Prevention isn't complicated. It requires adequate warm-up, progressive volume increases, sport-specific strength, and professional assessment identifying your specific risk patterns.


Research clearly shows that athletes who receive movement assessment and prevention intervention show significantly lower injury rates than those who don't.

Summer is long. Staying healthy and active all season is possible when you address injury risk before it becomes a problem.


Want to play pickleball and golf all summer without injury interruption?

Schedule a Physical Therapy Evaluation or Total Body Wellness Assessment at Nashville Physical Therapy & Performance. You'll receive completely 1:1 care with your therapist for the entire visit — no aides, no split attention. We assess your movement patterns, identify sport-specific injury risk, and develop personalized prevention strategy. Direct access means no referral needed — book immediately and start prevention right away.



References

[^1]: Baker RT, et al.
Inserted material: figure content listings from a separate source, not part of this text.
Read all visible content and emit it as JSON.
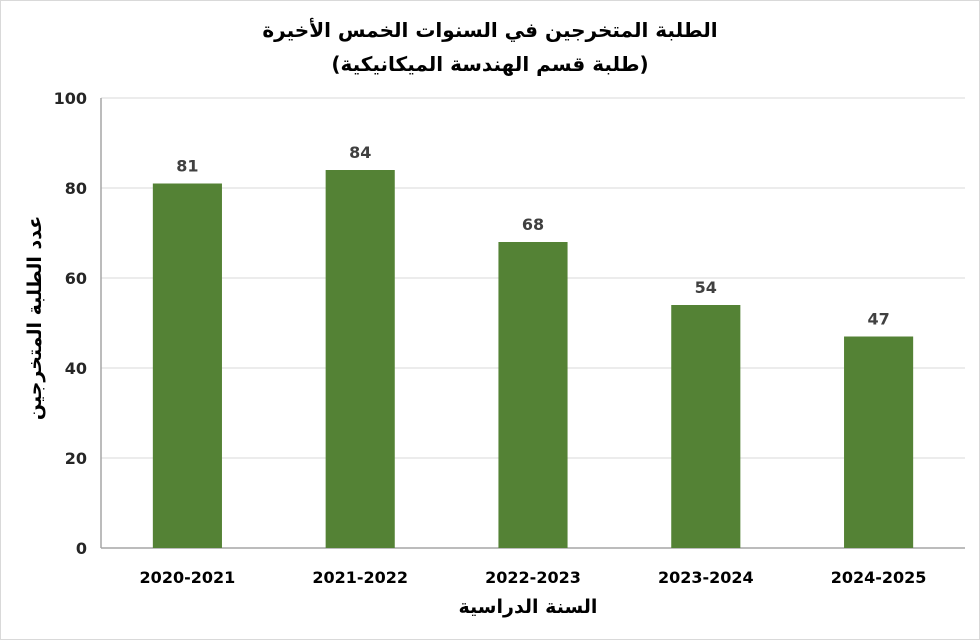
{
  "chart_data": {
    "type": "bar",
    "title": "الطلبة المتخرجين في السنوات الخمس الأخيرة",
    "subtitle": "(طلبة قسم الهندسة الميكانيكية)",
    "xlabel": "السنة الدراسية",
    "ylabel": "عدد الطلبة المتخرجين",
    "categories": [
      "2020-2021",
      "2021-2022",
      "2022-2023",
      "2023-2024",
      "2024-2025"
    ],
    "values": [
      81,
      84,
      68,
      54,
      47
    ],
    "ylim": [
      0,
      100
    ],
    "yticks": [
      "0",
      "20",
      "40",
      "60",
      "80",
      "100"
    ],
    "grid": true,
    "bar_color": "#548235",
    "data_labels": true
  }
}
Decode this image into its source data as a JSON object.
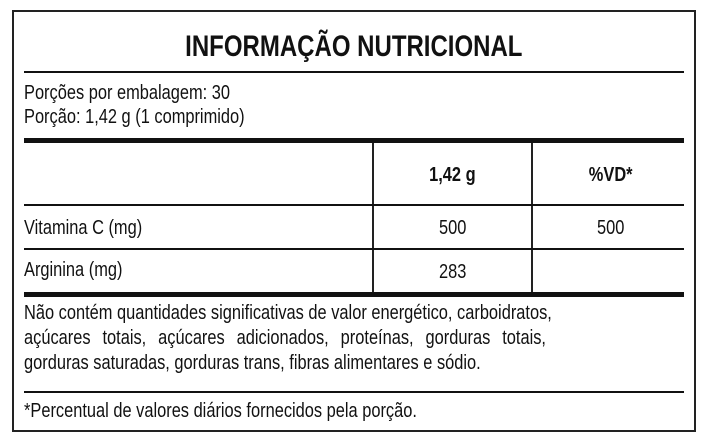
{
  "title": "INFORMAÇÃO NUTRICIONAL",
  "servings_per_package": "Porções por embalagem: 30",
  "serving_size": "Porção: 1,42 g (1 comprimido)",
  "columns": {
    "amount": "1,42 g",
    "dv": "%VD*"
  },
  "rows": [
    {
      "name": "Vitamina C (mg)",
      "amount": "500",
      "dv": "500"
    },
    {
      "name": "Arginina (mg)",
      "amount": "283",
      "dv": ""
    }
  ],
  "notes": [
    "Não contém quantidades significativas de valor energético, carboidratos,",
    "açúcares totais, açúcares adicionados, proteínas, gorduras totais,",
    "gorduras saturadas, gorduras trans, fibras alimentares e sódio."
  ],
  "footnote": "*Percentual de valores diários fornecidos pela porção."
}
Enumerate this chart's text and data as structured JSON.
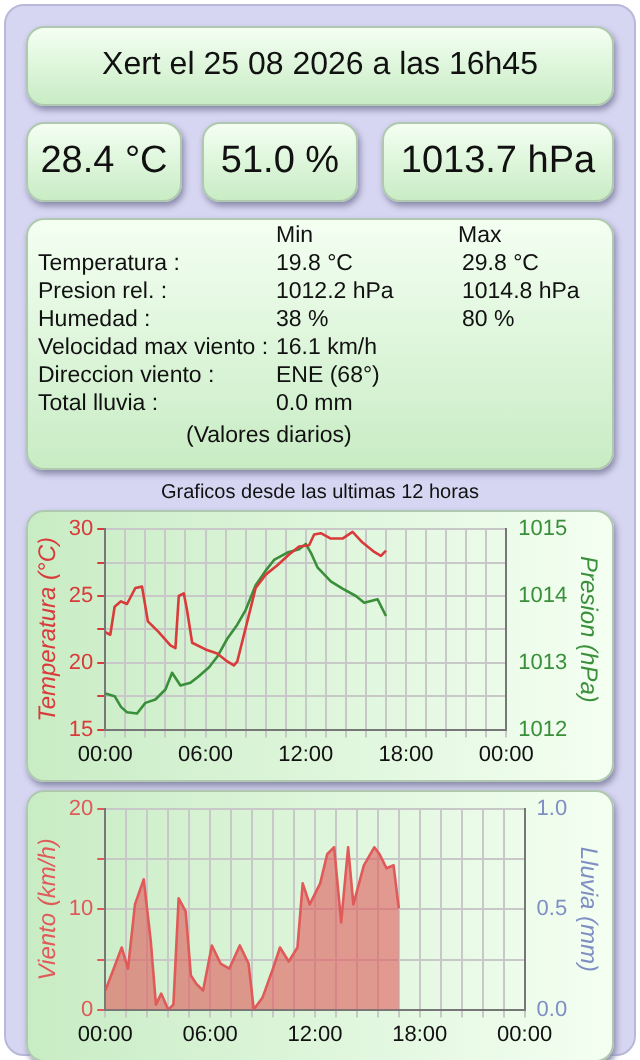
{
  "chart_data": [
    {
      "type": "other",
      "title": "Xert el 25 08 2026 a las 16h45",
      "annotations": [
        "28.4 °C",
        "51.0 %",
        "1013.7 hPa",
        "Min",
        "Max",
        "Temperatura :",
        "19.8 °C",
        "29.8 °C",
        "Presion rel. :",
        "1012.2 hPa",
        "1014.8 hPa",
        "Humedad :",
        "38 %",
        "80 %",
        "Velocidad max viento :",
        "16.1 km/h",
        null,
        "Direccion viento :",
        "ENE (68°)",
        null,
        "Total lluvia :",
        "0.0 mm",
        null,
        "(Valores diarios)"
      ]
    },
    {
      "type": "line",
      "title": "Graficos desde las ultimas 12 horas",
      "ylabel": "Temperatura (°C)",
      "y2label": "Presion (hPa)",
      "grid": true,
      "legend": false,
      "xlim": [
        0,
        24
      ],
      "xticks": [
        {
          "value": 0,
          "label": "00:00"
        },
        {
          "value": 1.2,
          "label": null
        },
        {
          "value": 2.4,
          "label": null
        },
        {
          "value": 3.6,
          "label": null
        },
        {
          "value": 4.8,
          "label": null
        },
        {
          "value": 6,
          "label": "06:00"
        },
        {
          "value": 7.2,
          "label": null
        },
        {
          "value": 8.4,
          "label": null
        },
        {
          "value": 9.6,
          "label": null
        },
        {
          "value": 10.8,
          "label": null
        },
        {
          "value": 12,
          "label": "12:00"
        },
        {
          "value": 13.2,
          "label": null
        },
        {
          "value": 14.4,
          "label": null
        },
        {
          "value": 15.6,
          "label": null
        },
        {
          "value": 16.8,
          "label": null
        },
        {
          "value": 18,
          "label": "18:00"
        },
        {
          "value": 19.2,
          "label": null
        },
        {
          "value": 20.4,
          "label": null
        },
        {
          "value": 21.6,
          "label": null
        },
        {
          "value": 22.8,
          "label": null
        },
        {
          "value": 24,
          "label": "00:00"
        }
      ],
      "ylim": [
        15,
        30
      ],
      "yticks": [
        15,
        {
          "value": 17.5,
          "label": null
        },
        20,
        {
          "value": 22.5,
          "label": null
        },
        25,
        {
          "value": 27.5,
          "label": null
        },
        30
      ],
      "y2lim": [
        1012,
        1015
      ],
      "y2ticks": [
        1012,
        {
          "value": 1012.5,
          "label": null
        },
        1013,
        {
          "value": 1013.5,
          "label": null
        },
        1014,
        {
          "value": 1014.5,
          "label": null
        },
        1015
      ],
      "series": [
        {
          "type": "line",
          "color": "#d93a3a",
          "x": [
            0,
            0.3,
            0.56,
            0.94,
            1.3,
            1.8,
            2.2,
            2.55,
            3.2,
            3.9,
            4.2,
            4.4,
            4.7,
            4.9,
            5.2,
            6.0,
            6.7,
            7.3,
            7.7,
            7.9,
            8.4,
            9.0,
            9.6,
            10.3,
            11.0,
            11.6,
            12.2,
            12.5,
            12.9,
            13.5,
            14.2,
            14.8,
            15.4,
            16.1,
            16.5,
            16.8
          ],
          "values": [
            22.3,
            22.1,
            24.2,
            24.6,
            24.4,
            25.6,
            25.7,
            23.1,
            22.3,
            21.3,
            21.1,
            25.0,
            25.2,
            23.9,
            21.5,
            21.0,
            20.7,
            20.1,
            19.8,
            20.1,
            22.6,
            25.6,
            26.6,
            27.3,
            28.1,
            28.7,
            28.8,
            29.6,
            29.7,
            29.3,
            29.3,
            29.8,
            29.0,
            28.3,
            28.0,
            28.4
          ]
        },
        {
          "type": "line",
          "color": "#3a8f3a",
          "axis": "y2",
          "x": [
            0,
            0.56,
            0.94,
            1.3,
            1.9,
            2.4,
            3.0,
            3.6,
            4.0,
            4.5,
            5.1,
            5.6,
            6.2,
            6.7,
            7.3,
            7.9,
            8.4,
            9.0,
            9.6,
            10.1,
            10.9,
            11.6,
            12.0,
            12.3,
            12.7,
            13.5,
            14.2,
            15.0,
            15.5,
            16.3,
            16.8
          ],
          "values": [
            1012.54,
            1012.5,
            1012.34,
            1012.26,
            1012.24,
            1012.4,
            1012.45,
            1012.6,
            1012.85,
            1012.66,
            1012.7,
            1012.8,
            1012.93,
            1013.09,
            1013.36,
            1013.57,
            1013.79,
            1014.16,
            1014.38,
            1014.54,
            1014.65,
            1014.7,
            1014.78,
            1014.65,
            1014.43,
            1014.22,
            1014.11,
            1014.0,
            1013.9,
            1013.95,
            1013.7
          ]
        }
      ]
    },
    {
      "type": "area",
      "ylabel": "Viento (km/h)",
      "y2label": "Lluvia (mm)",
      "grid": true,
      "legend": false,
      "xlim": [
        0,
        24
      ],
      "xticks": [
        {
          "value": 0,
          "label": "00:00"
        },
        {
          "value": 1.2,
          "label": null
        },
        {
          "value": 2.4,
          "label": null
        },
        {
          "value": 3.6,
          "label": null
        },
        {
          "value": 4.8,
          "label": null
        },
        {
          "value": 6,
          "label": "06:00"
        },
        {
          "value": 7.2,
          "label": null
        },
        {
          "value": 8.4,
          "label": null
        },
        {
          "value": 9.6,
          "label": null
        },
        {
          "value": 10.8,
          "label": null
        },
        {
          "value": 12,
          "label": "12:00"
        },
        {
          "value": 13.2,
          "label": null
        },
        {
          "value": 14.4,
          "label": null
        },
        {
          "value": 15.6,
          "label": null
        },
        {
          "value": 16.8,
          "label": null
        },
        {
          "value": 18,
          "label": "18:00"
        },
        {
          "value": 19.2,
          "label": null
        },
        {
          "value": 20.4,
          "label": null
        },
        {
          "value": 21.6,
          "label": null
        },
        {
          "value": 22.8,
          "label": null
        },
        {
          "value": 24,
          "label": "00:00"
        }
      ],
      "ylim": [
        0,
        20
      ],
      "yticks": [
        0,
        {
          "value": 5,
          "label": null
        },
        10,
        {
          "value": 15,
          "label": null
        },
        20
      ],
      "y2lim": [
        0,
        1
      ],
      "y2ticks": [
        {
          "value": 0,
          "label": "0.0"
        },
        {
          "value": 0.25,
          "label": null
        },
        {
          "value": 0.5,
          "label": "0.5"
        },
        {
          "value": 0.75,
          "label": null
        },
        {
          "value": 1,
          "label": "1.0"
        }
      ],
      "series": [
        {
          "type": "area",
          "color": "#e05a5a",
          "x": [
            0,
            0.4,
            0.94,
            1.3,
            1.7,
            2.2,
            2.6,
            2.9,
            3.2,
            3.6,
            3.9,
            4.2,
            4.6,
            4.9,
            5.2,
            5.6,
            6.1,
            6.6,
            7.1,
            7.7,
            8.2,
            8.5,
            9.0,
            9.6,
            10.0,
            10.5,
            11.0,
            11.3,
            11.7,
            12.3,
            12.7,
            13.1,
            13.5,
            13.9,
            14.2,
            14.8,
            15.4,
            15.7,
            16.1,
            16.5,
            16.8
          ],
          "values": [
            1.9,
            3.7,
            6.2,
            4.1,
            10.5,
            13.0,
            6.9,
            0.5,
            1.6,
            0,
            0.5,
            11.1,
            9.8,
            3.4,
            2.6,
            1.9,
            6.4,
            4.6,
            4.1,
            6.4,
            4.6,
            0,
            1.2,
            4.1,
            6.2,
            4.8,
            6.2,
            12.6,
            10.5,
            12.6,
            15.5,
            16.2,
            8.7,
            16.2,
            10.5,
            14.4,
            16.2,
            15.5,
            14.1,
            14.4,
            10.1
          ]
        }
      ]
    }
  ]
}
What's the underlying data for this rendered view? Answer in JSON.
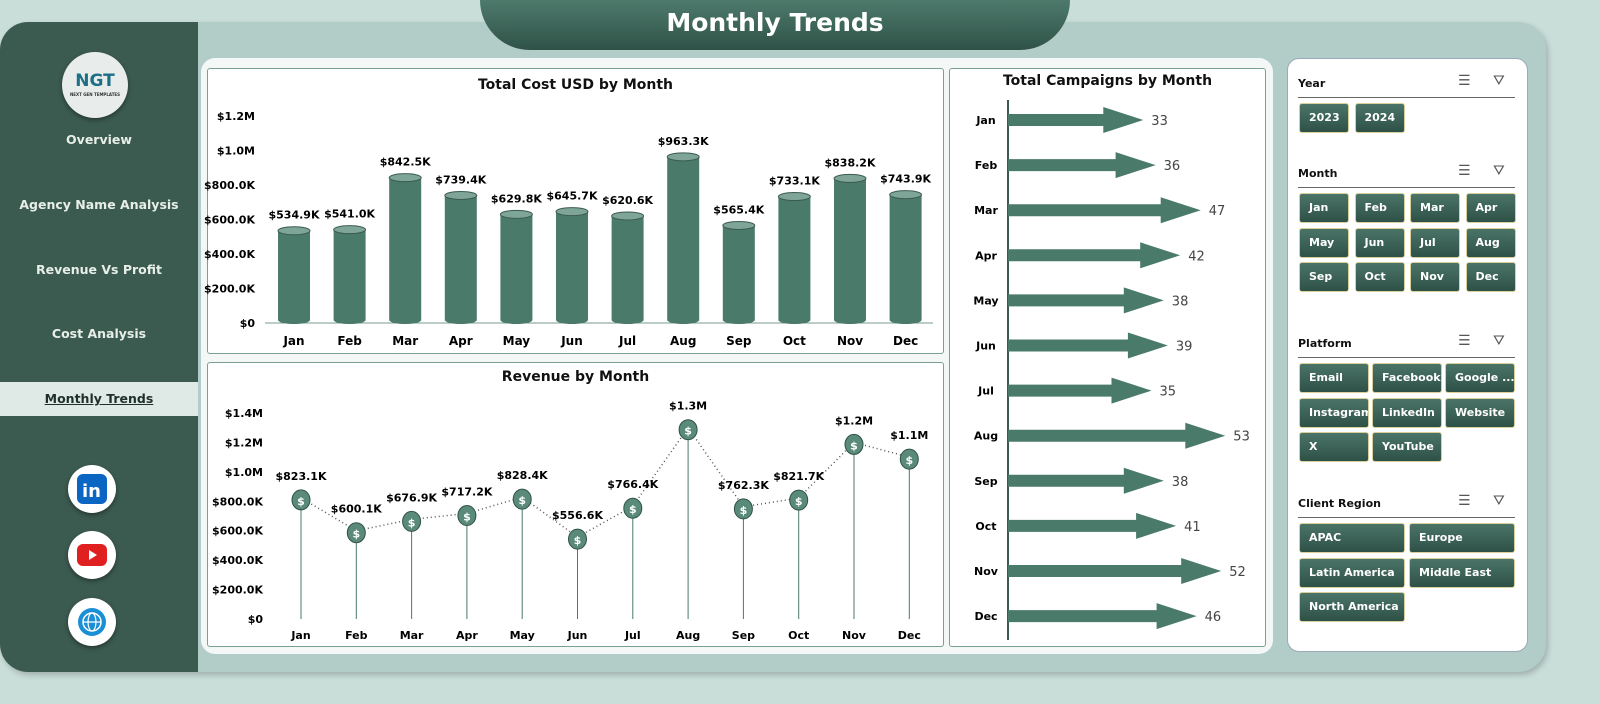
{
  "header": {
    "title": "Monthly Trends"
  },
  "sidebar": {
    "logo_text": "NGT",
    "logo_sub": "NEXT GEN TEMPLATES",
    "items": [
      {
        "label": "Overview"
      },
      {
        "label": "Agency Name Analysis"
      },
      {
        "label": "Revenue Vs Profit"
      },
      {
        "label": "Cost Analysis"
      },
      {
        "label": "Monthly Trends",
        "active": true
      }
    ],
    "social": [
      "linkedin-icon",
      "youtube-icon",
      "globe-icon"
    ]
  },
  "colors": {
    "dark_green": "#3b5a50",
    "bar": "#4a7a6a",
    "bg": "#b2cdc7"
  },
  "chart_data": [
    {
      "type": "bar",
      "title": "Total Cost USD by Month",
      "categories": [
        "Jan",
        "Feb",
        "Mar",
        "Apr",
        "May",
        "Jun",
        "Jul",
        "Aug",
        "Sep",
        "Oct",
        "Nov",
        "Dec"
      ],
      "values": [
        534.9,
        541.0,
        842.5,
        739.4,
        629.8,
        645.7,
        620.6,
        963.3,
        565.4,
        733.1,
        838.2,
        743.9
      ],
      "labels": [
        "$534.9K",
        "$541.0K",
        "$842.5K",
        "$739.4K",
        "$629.8K",
        "$645.7K",
        "$620.6K",
        "$963.3K",
        "$565.4K",
        "$733.1K",
        "$838.2K",
        "$743.9K"
      ],
      "unit": "thousand USD",
      "ylim": [
        0,
        1200
      ],
      "yticks": [
        "$0",
        "$200.0K",
        "$400.0K",
        "$600.0K",
        "$800.0K",
        "$1.0M",
        "$1.2M"
      ]
    },
    {
      "type": "line",
      "title": "Revenue by Month",
      "categories": [
        "Jan",
        "Feb",
        "Mar",
        "Apr",
        "May",
        "Jun",
        "Jul",
        "Aug",
        "Sep",
        "Oct",
        "Nov",
        "Dec"
      ],
      "values": [
        823.1,
        600.1,
        676.9,
        717.2,
        828.4,
        556.6,
        766.4,
        1300,
        762.3,
        821.7,
        1200,
        1100
      ],
      "labels": [
        "$823.1K",
        "$600.1K",
        "$676.9K",
        "$717.2K",
        "$828.4K",
        "$556.6K",
        "$766.4K",
        "$1.3M",
        "$762.3K",
        "$821.7K",
        "$1.2M",
        "$1.1M"
      ],
      "unit": "thousand USD",
      "ylim": [
        0,
        1400
      ],
      "yticks": [
        "$0",
        "$200.0K",
        "$400.0K",
        "$600.0K",
        "$800.0K",
        "$1.0M",
        "$1.2M",
        "$1.4M"
      ]
    },
    {
      "type": "bar",
      "orientation": "horizontal",
      "title": "Total Campaigns by Month",
      "categories": [
        "Jan",
        "Feb",
        "Mar",
        "Apr",
        "May",
        "Jun",
        "Jul",
        "Aug",
        "Sep",
        "Oct",
        "Nov",
        "Dec"
      ],
      "values": [
        33,
        36,
        47,
        42,
        38,
        39,
        35,
        53,
        38,
        41,
        52,
        46
      ]
    }
  ],
  "slicers": [
    {
      "title": "Year",
      "items": [
        "2023",
        "2024"
      ]
    },
    {
      "title": "Month",
      "items": [
        "Jan",
        "Feb",
        "Mar",
        "Apr",
        "May",
        "Jun",
        "Jul",
        "Aug",
        "Sep",
        "Oct",
        "Nov",
        "Dec"
      ]
    },
    {
      "title": "Platform",
      "items": [
        "Email",
        "Facebook",
        "Google ...",
        "Instagram",
        "LinkedIn",
        "Website",
        "X",
        "YouTube"
      ]
    },
    {
      "title": "Client Region",
      "items": [
        "APAC",
        "Europe",
        "Latin America",
        "Middle East",
        "North America"
      ]
    }
  ]
}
Effect of a 6-week dynamic stretching protocol on ankle mobility, vertical jump height, and athletic performance in female volleyball players. Journal of Sports Medicine and Physical Fitness. 2015;55(6):593-601.

[^2]: Behm DG, et al. Acute effects of dynamic stretching on muscle flexibility and performance. Applied Physiology, Nutrition, and Metabolism. 2016;41(3):309-314.

[^3]: McCall A, et al. Recovery strategies for sport-related concussion. Sports Medicine. 2018;48(2):313-331.

[^4]: Malisoux L, et al. Can parallel use of different running shoes decrease injury risk? International Journal of Sports Medicine. 2015;36(12):993-998.